Fragmen

Mengenang Habib Ahmad bin Abdullah bin Thalib al-Atthas Pekalongan (3)

NU Online  ·  Sabtu, 28 April 2018 | 10:00 WIB

Mengenang Habib Ahmad bin Abdullah bin Thalib al-Atthas Pekalongan (3)

Makam Habib Ahmad tidak pernah sepi dari peziarah

Habib Ahmad bin Abdullah bin Thalib Al-Atthas dikenal dengan keketatannya pada kaidah pakaian wanita muslim. Orang-orang di kota Pekalongan tahu betul akan hal itu, dan para wanitanya tidak pernah berani berjalan di antara rumahnya dan masjid tanpa menutupi tubuhnya secara ketat.

Pada suatu hari, seorang wanita asing berpakaian impor, yang tampaknya tak memahami keadaan, berjalan di lokasi itu tanpa menutup kepala. Ia berpapasan dengan Habib Ahmad bin Abdullah bin Thalib Al-Atthas, dan tiba-tiba sang sufi memukul wanita itu dengan tongkatnya.

Bagi Habib Ahmad bin Abdullah bin Thalib Al-Atthas, itu merupakan kewajiban yang harus beliau lakukan.

Orang-orang mengerumuni wanita itu dan menjelaskan situasinya, meminta ia melupakan kejadian itu. Namun, wanita tersebut mengadukan hal itu ke kantor polisi yang di kepalai seorang Belanda. 

Kepala polisi memerintahkan para pembantu polisi Jawa yang muslim untuk menangkap Habib Ahmad bin Abdullah bin Thalib Al-Atthas.
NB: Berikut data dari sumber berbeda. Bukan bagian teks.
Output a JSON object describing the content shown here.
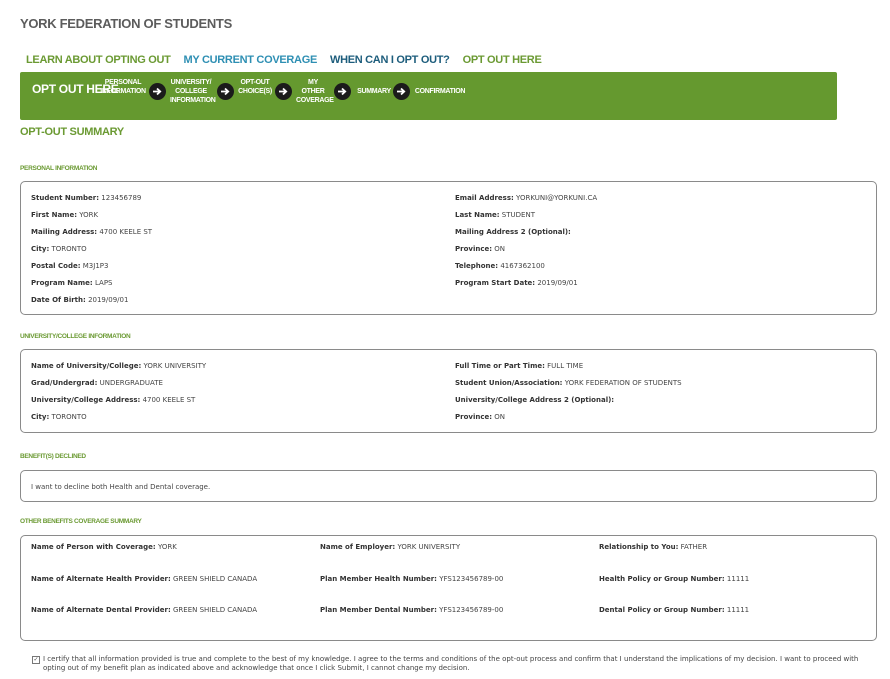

Mereka tahu betul siapa Sufi tersebut, dan memilih menolak perintah kepala polisi Belanda itu.

Si kepala polisi menjadi tertarik dan pergi ke rumah Habib Ahmad bin Abdullah bin Thalib Al-Atthas sendiri. Namun ia kembali dan tidak melakukan apapun.

“Pada mulanya saya mau menangkap Habib Ahmad bin Abdullah bin Thalib Al-Atthas. Tapi saya melihat dua ekor Harimau berada di sebelah kanan dan kirinya.” Kata kepala polisi kepada anak buahnya.

Beliau dikenal sebagai orang yang sangat wara dan zuhud. Beliau terpelihara dengan peliharaan yang agung, terjaga dengan penjagaan yang sempurna, sehingga tidak masuk pada dirinya sesuatu yang dapat mengotorinya. 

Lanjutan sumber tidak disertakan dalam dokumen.